Healthcare providers and patients: an essay on the importance of professional assertiveness in healthcare today

Claude richard.

a Centre de Santé et des Services Sociaux de Laval, Montréal, Québec

Marie-Thérèse Lussier

b Département de médecine de famille et de médecine d’urgence, Université de Montréal, Québec, Canada

Bernard Millette

Issam tanoubi.

c Medical Simulation Centre, Centre d’Apprentissage des Attitudes et Habiletés Cliniques (CAAHC), Université de Montréal

Professional assertiveness can enable the healthcare provider to confidently share their expertise without seeming authoritarian to the patient. Professional assertiveness is an interpersonal communication skill that helps express opinions or knowledge while respecting similar competencies in others. For healthcare providers, this compares to sharing scientific or professional knowledge with their patients while respecting their person, ideas, and autonomy. Professional assertiveness also connects the patient’s beliefs and values with actual scientific evidence and healthcare system constraints. The definition of professional assertiveness might be easy to understand, but it remains challenging to apply in clinical practice. In this essay, we hypothesize that the practical difficulties healthcare providers encounter with assertive communication stem from their misunderstanding of this style.

Introduction

Nowadays, information is increasingly accessible on a variety of platforms and from a multitude of sources. Some sources provide the public with rigorous and verified information, while others can produce misleading or questionable facts on important topics, such as healthcare. These sources can range from journal articles to newsprint or even social media. During the COVID-19 pandemic, the amount of information produced on the virus, vaccines, treatments, and protective measures, for example, grew exponentially. Zielinski called this proliferation of health information an ‘infodemic’ [ 1 ], or the overproduction of accurate and inaccurate information during an epidemic. He noted that it was increasingly becoming ‘difficult, if not impossible, to separate the important from the mundane, the original from the repetition, and – most worryingly – the true from the false’ [ 1–3 ].
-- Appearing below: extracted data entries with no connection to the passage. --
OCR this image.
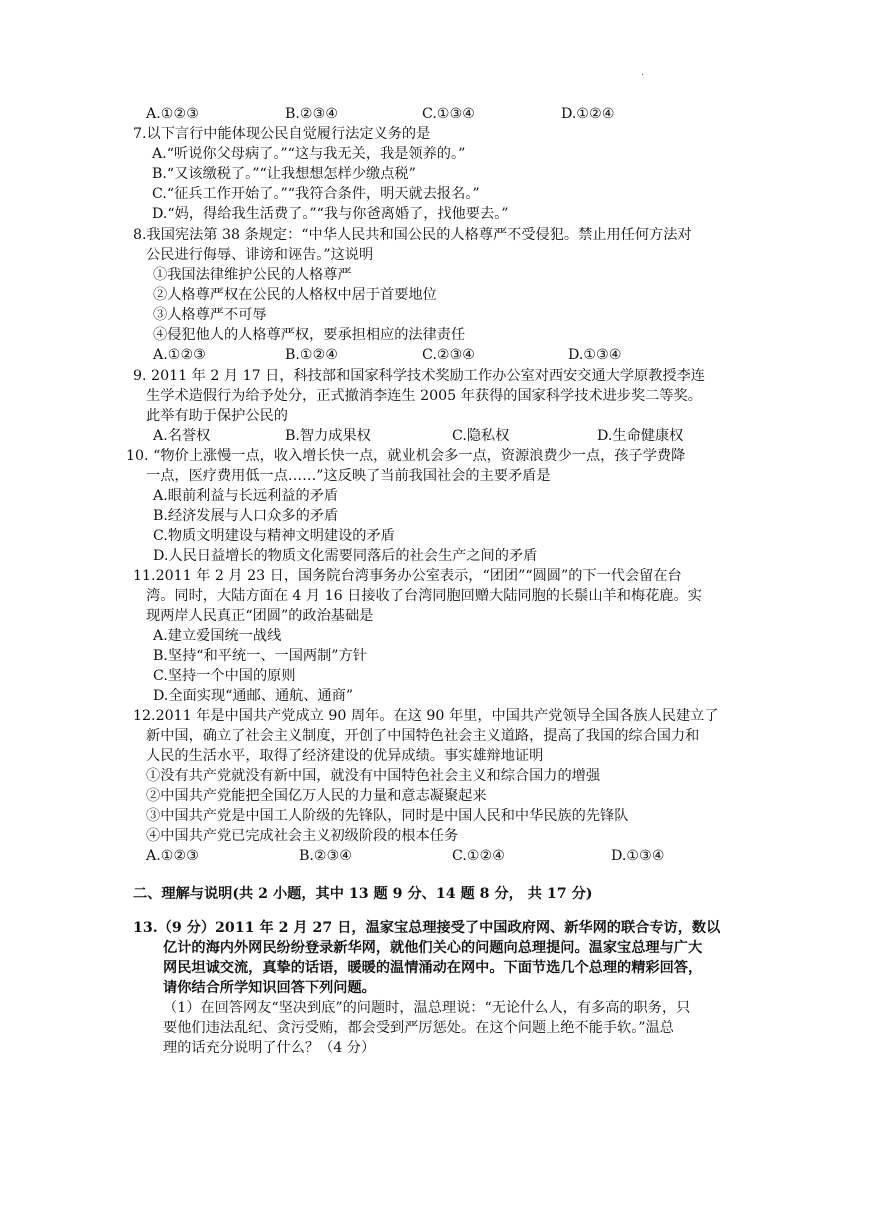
·
A.①②③	B.②③④	C.①③④	D.①②④
7.以下言行中能体现公民自觉履行法定义务的是
A.“听说你父母病了。”“这与我无关，我是领养的。”
B.“又该缴税了。”“让我想想怎样少缴点税”
C.“征兵工作开始了。”“我符合条件，明天就去报名。”
D.“妈，得给我生活费了。”“我与你爸离婚了，找他要去。”
8.我国宪法第 38 条规定：“中华人民共和国公民的人格尊严不受侵犯。禁止用任何方法对
公民进行侮辱、诽谤和诬告。”这说明
①我国法律维护公民的人格尊严
②人格尊严权在公民的人格权中居于首要地位
③人格尊严不可辱
④侵犯他人的人格尊严权，要承担相应的法律责任
A.①②③	B.①②④	C.②③④	D.①③④
9. 2011 年 2 月 17 日，科技部和国家科学技术奖励工作办公室对西安交通大学原教授李连
生学术造假行为给予处分，正式撤消李连生 2005 年获得的国家科学技术进步奖二等奖。
此举有助于保护公民的
A.名誉权	B.智力成果权	C.隐私权	D.生命健康权
10. “物价上涨慢一点，收入增长快一点，就业机会多一点，资源浪费少一点，孩子学费降
一点，医疗费用低一点……”这反映了当前我国社会的主要矛盾是
A.眼前利益与长远利益的矛盾
B.经济发展与人口众多的矛盾
C.物质文明建设与精神文明建设的矛盾
D.人民日益增长的物质文化需要同落后的社会生产之间的矛盾
11.2011 年 2 月 23 日，国务院台湾事务办公室表示，“团团”“圆圆”的下一代会留在台
湾。同时，大陆方面在 4 月 16 日接收了台湾同胞回赠大陆同胞的长鬃山羊和梅花鹿。实
现两岸人民真正“团圆”的政治基础是
A.建立爱国统一战线
B.坚持“和平统一、一国两制”方针
C.坚持一个中国的原则
D.全面实现“通邮、通航、通商”
12.2011 年是中国共产党成立 90 周年。在这 90 年里，中国共产党领导全国各族人民建立了
新中国，确立了社会主义制度，开创了中国特色社会主义道路，提高了我国的综合国力和
人民的生活水平，取得了经济建设的优异成绩。事实雄辩地证明
①没有共产党就没有新中国，就没有中国特色社会主义和综合国力的增强
②中国共产党能把全国亿万人民的力量和意志凝聚起来
③中国共产党是中国工人阶级的先锋队，同时是中国人民和中华民族的先锋队
④中国共产党已完成社会主义初级阶段的根本任务
A.①②③	B.②③④	C.①②④	D.①③④
二、理解与说明(共 2 小题，其中 13 题 9 分、14 题 8 分， 共 17 分)
13.（9 分）2011 年 2 月 27 日，温家宝总理接受了中国政府网、新华网的联合专访，数以
亿计的海内外网民纷纷登录新华网，就他们关心的问题向总理提问。温家宝总理与广大
网民坦诚交流，真挚的话语，暖暖的温情涌动在网中。下面节选几个总理的精彩回答，
请你结合所学知识回答下列问题。
（1）在回答网友“坚决到底”的问题时，温总理说：“无论什么人，有多高的职务，只
要他们违法乱纪、贪污受贿，都会受到严厉惩处。在这个问题上绝不能手软。”温总
理的话充分说明了什么？（4 分）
This infodemic directly impacted, and still influences, the relationship between healthcare providers (HCP) and their patients. While the general population holds their own beliefs and attitudes towards health care and scientific information, this sheer amount of new information greatly affects how patients see, trust, or feel about healthcare and science. This shift has given HCP some nuanced challenges going forward, particularly in communicating with patients on important and life-saving topics.

People now have easier access to scientific opinions, evidence, and studies. Non-scientific professionals, such as the general public, may take these studies and their results at face value without criticism, despite these studies not going through rigorous peer review. These studies can be methodologically questionable, and their results can be erroneous. Still, patients could be profoundly influenced and believe its contents as the information is packaged as ‘scientific’ literature [ 3 ].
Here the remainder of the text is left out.